In trying to explain why they think that those medical regulators taking different decisions to the UK's medical regulator are wrong many UK explainers of statistics have taken to using one of the most widely-known thought experiements in ethics: the trolley problem. Should a person pull a lever to divert a tram from running over ten people at the cost of now deliberately killing one? What about at a ratio of a thousand to one? What if we're not even sure if there is one person on the diversion track?

Pushing the boundaries of utilitarianism is one of the most common debates in ethics.

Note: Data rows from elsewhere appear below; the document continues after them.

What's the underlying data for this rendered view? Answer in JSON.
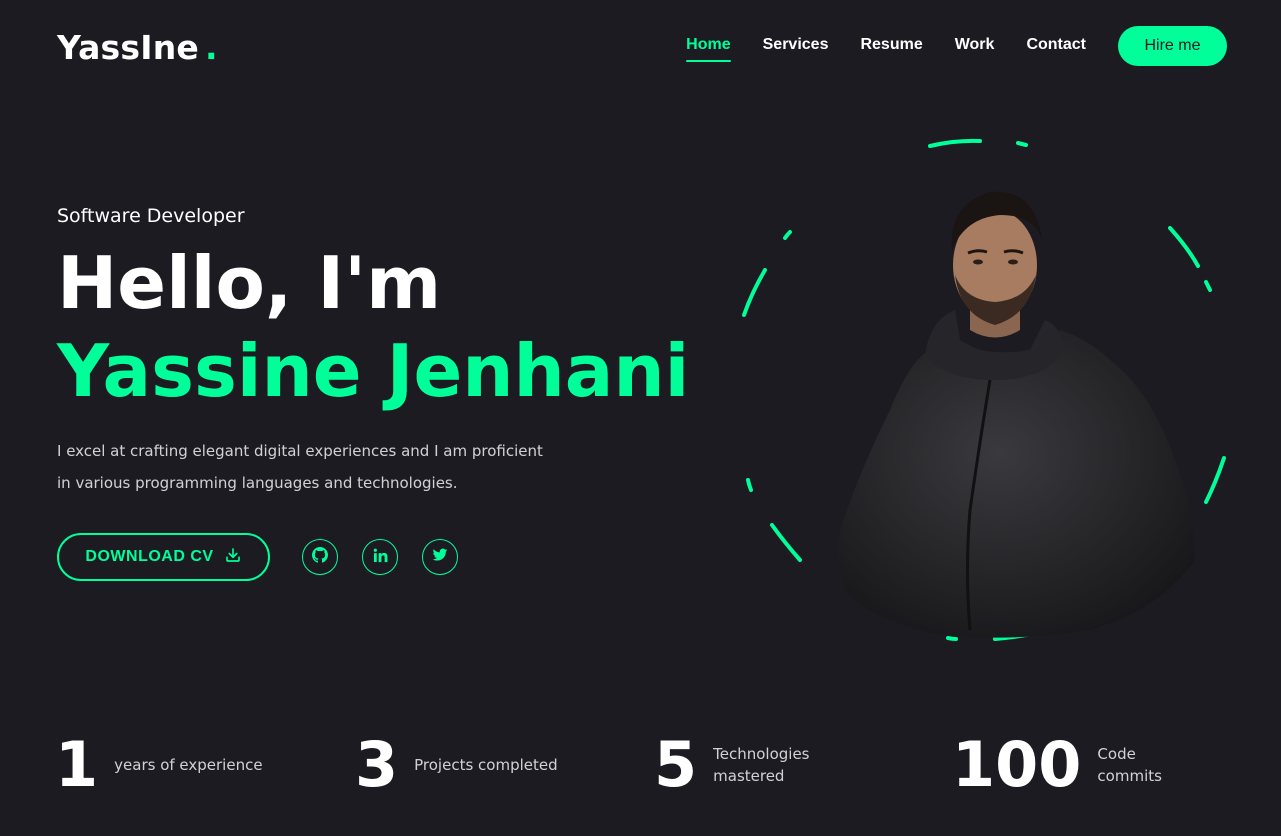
{
  "header": {
    "logo": "YassIne",
    "logo_dot": ".",
    "nav": [
      "Home",
      "Services",
      "Resume",
      "Work",
      "Contact"
    ],
    "active_nav": "Home",
    "hire_label": "Hire me"
  },
  "hero": {
    "role": "Software Developer",
    "greeting": "Hello, I'm",
    "name": "Yassine Jenhani",
    "description": "I excel at crafting elegant digital experiences and I am proficient in various programming languages and technologies.",
    "cv_label": "DOWNLOAD CV",
    "socials": [
      "github-icon",
      "linkedin-icon",
      "twitter-icon"
    ]
  },
  "stats": [
    {
      "num": "1",
      "label": "years of experience"
    },
    {
      "num": "3",
      "label": "Projects completed"
    },
    {
      "num": "5",
      "label": "Technologies mastered"
    },
    {
      "num": "100",
      "label": "Code commits"
    }
  ],
  "colors": {
    "accent": "#00ff99",
    "background": "#1c1b22",
    "text": "#ffffff"
  }
}
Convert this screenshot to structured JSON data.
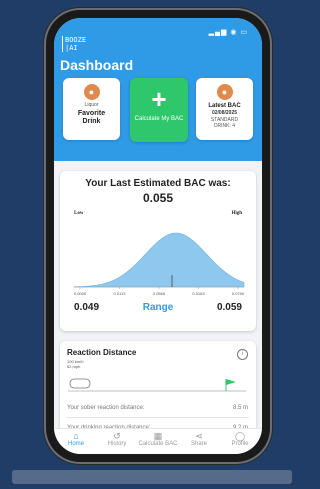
{
  "status_bar": {
    "icons": "▂▄▆ ◉ ▭"
  },
  "app": {
    "logo_line1": "BOOZE",
    "logo_line2": "|AI",
    "title": "Dashboard"
  },
  "quick_cards": {
    "favorite": {
      "small": "Liquor",
      "title": "Favorite Drink"
    },
    "calculate": {
      "label": "Calculate My BAC"
    },
    "latest": {
      "title": "Latest BAC",
      "date": "02/08/2025",
      "detail": "STANDARD DRINK: 4"
    }
  },
  "bac_card": {
    "title": "Your Last Estimated BAC was:",
    "value": "0.055",
    "low_label": "Low",
    "high_label": "High",
    "range_low": "0.049",
    "range_label": "Range",
    "range_high": "0.059"
  },
  "chart_data": {
    "type": "area",
    "x_ticks": [
      "0.0000",
      "0.0113",
      "0.0565",
      "0.0163",
      "0.0790"
    ],
    "fill_color": "#8fc8ef"
  },
  "reaction": {
    "title": "Reaction Distance",
    "speed_kmh": "100 km/h",
    "speed_mph": "62 mph",
    "sober_label": "Your sober reaction distance:",
    "sober_value": "8.5 m",
    "drinking_label": "Your drinking reaction distance:",
    "drinking_value": "9.2 m"
  },
  "nav": {
    "items": [
      {
        "label": "Home",
        "icon": "home-icon"
      },
      {
        "label": "History",
        "icon": "history-icon"
      },
      {
        "label": "Calculate BAC",
        "icon": "calculator-icon"
      },
      {
        "label": "Share",
        "icon": "share-icon"
      },
      {
        "label": "Profile",
        "icon": "profile-icon"
      }
    ]
  },
  "colors": {
    "primary": "#2f9be6",
    "green": "#2ec76b",
    "orange": "#e08a4e"
  }
}
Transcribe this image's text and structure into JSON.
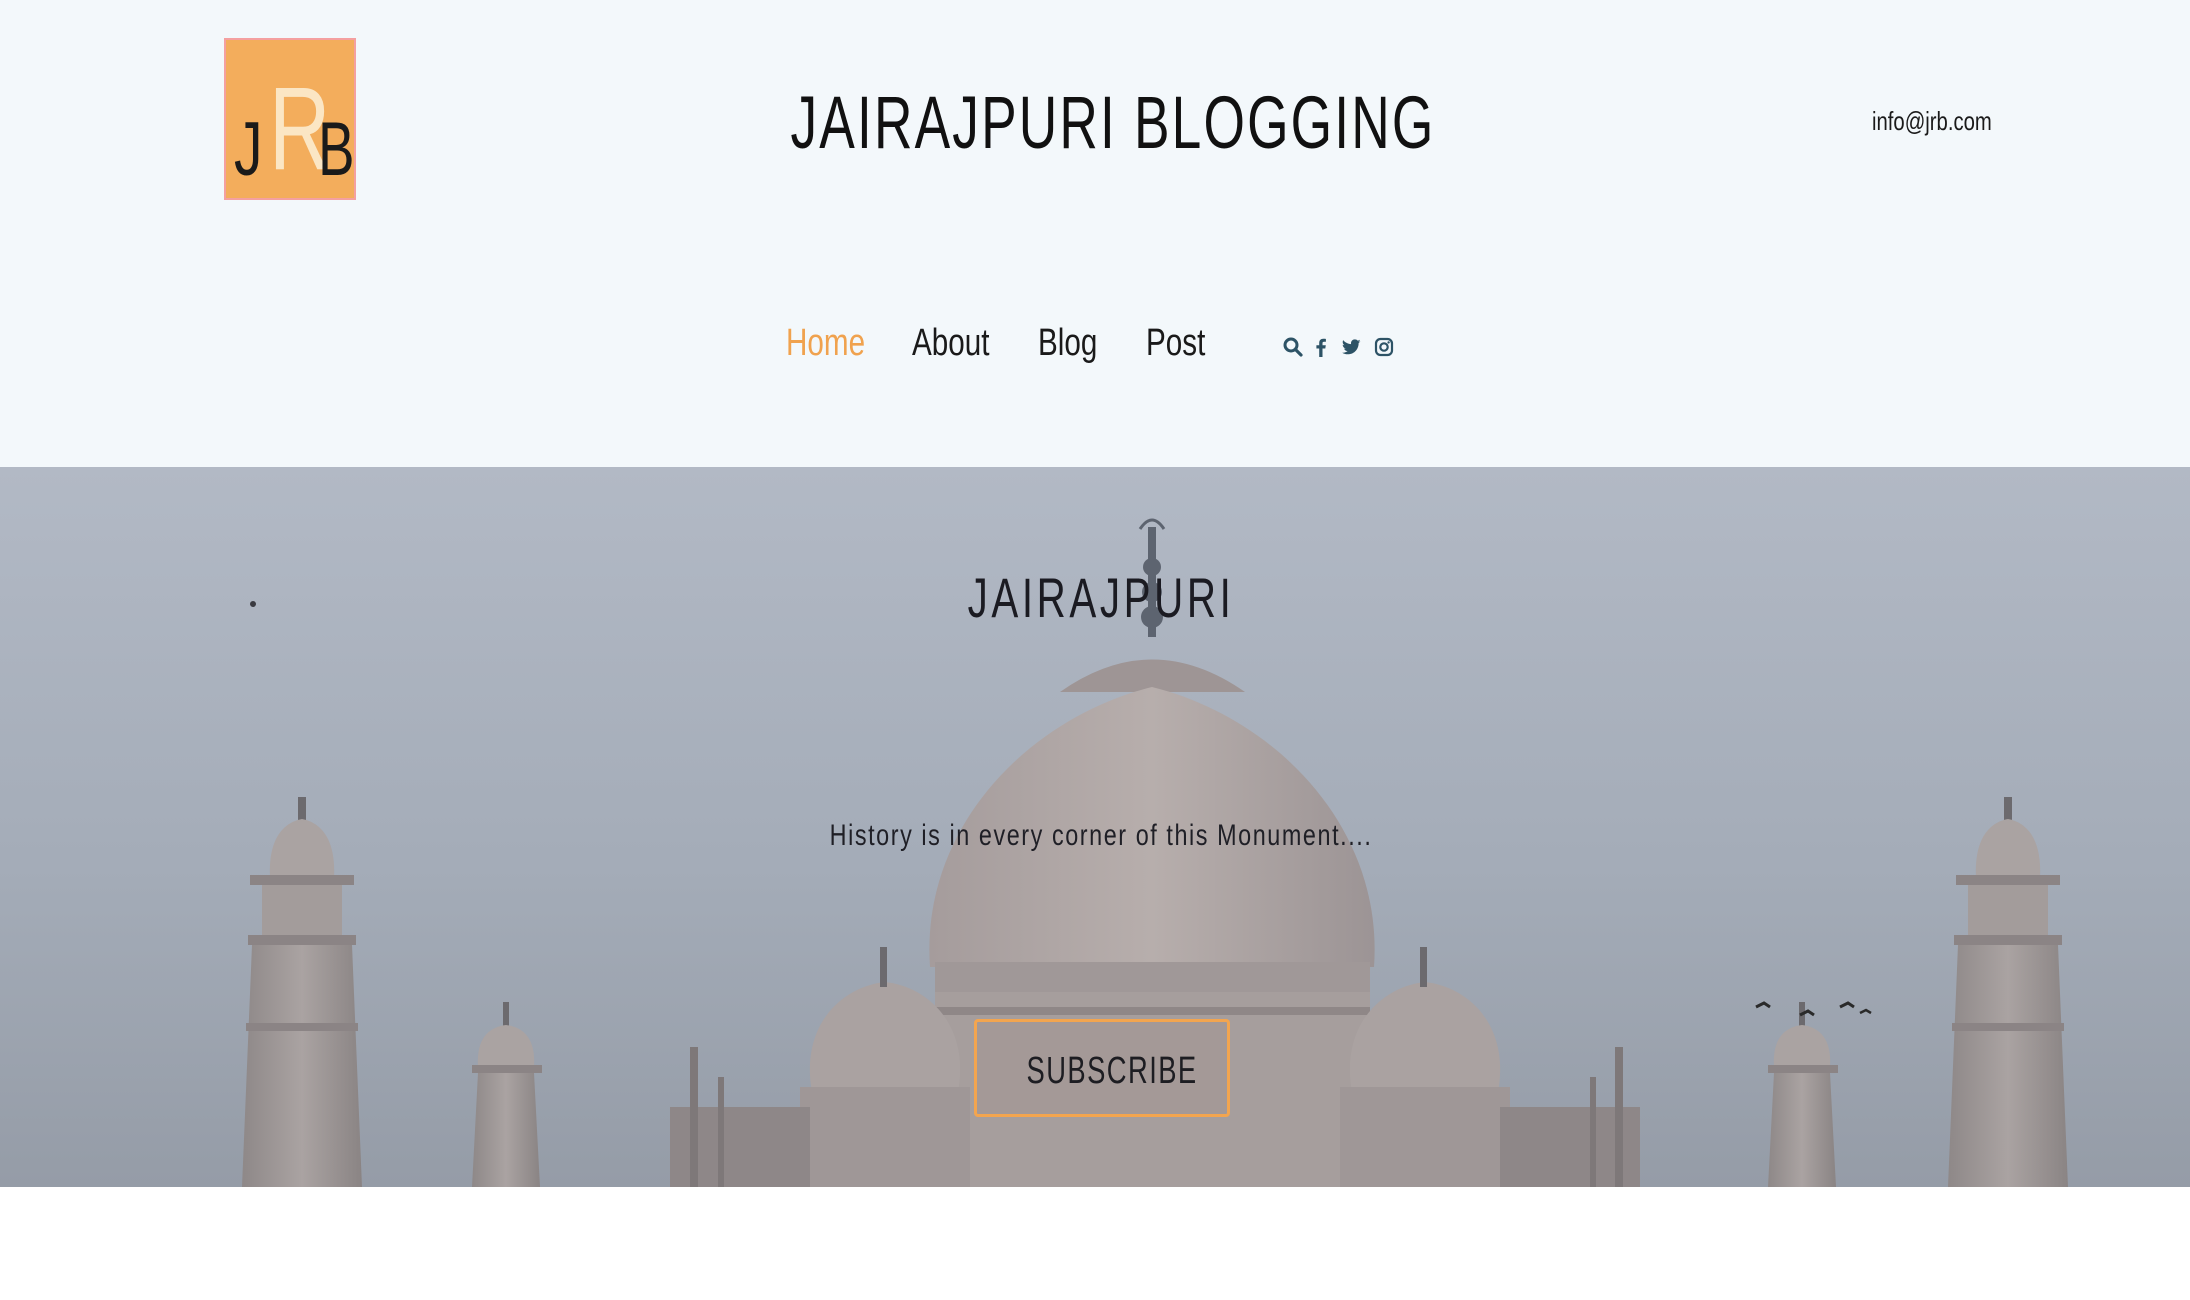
{
  "header": {
    "logo": {
      "letters": [
        "J",
        "R",
        "B"
      ],
      "bg_color": "#f3ad5c"
    },
    "title": "JAIRAJPURI BLOGGING",
    "email": "info@jrb.com",
    "nav": [
      {
        "label": "Home",
        "active": true
      },
      {
        "label": "About",
        "active": false
      },
      {
        "label": "Blog",
        "active": false
      },
      {
        "label": "Post",
        "active": false
      }
    ],
    "icons": [
      "search-icon",
      "facebook-icon",
      "twitter-icon",
      "instagram-icon"
    ],
    "accent_color": "#f0a24e",
    "icon_color": "#2d5366"
  },
  "hero": {
    "heading": "JAIRAJPURI",
    "subtitle": "History is in every corner of this Monument....",
    "button_label": "SUBSCRIBE",
    "button_border_color": "#f3a54f",
    "background": "Taj Mahal photo"
  }
}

In this case it is valuable. But it is more much valuable when we consider that we have made far larger choices, and are sticking to those choices even as the far larger costs accumulate. Our tram, I'm sad to say, has already run over hundreds of thousands of people. This choice about suspending vaccinations for a few days is not a very consequential one, and that's before we get into the role of public trust in the independence of regulators in vaccine acceptance.

I think that the UK's medicine regulator and Belgium's medicine regulator have taken the right decision to continue using AstraZeneca vaccinations while reports of an absolutely tiny number of cases of thrombosis are investigated. We have chosen to divert the tram, and there probably isn't even a single person on the track to which we have diverted it. I also think that the UK's medicine regulator has made the right choice in extending the delay between vaccine doses.

But I am much less sure that other countries have got their decisions wrong, or that we should risk undermining public confidence in their independence and competence on what is such a small measure of precaution. The difference in the amount of precaution that is being applied by different regulators is tiny, almost invisibly tiny, compared to the precaution that every regulator has applied and that we continue to apply in many other areas, such as vaccine dilution.

One of the most important questions in public statistics is "how big is that number?". In this case, it is tiny.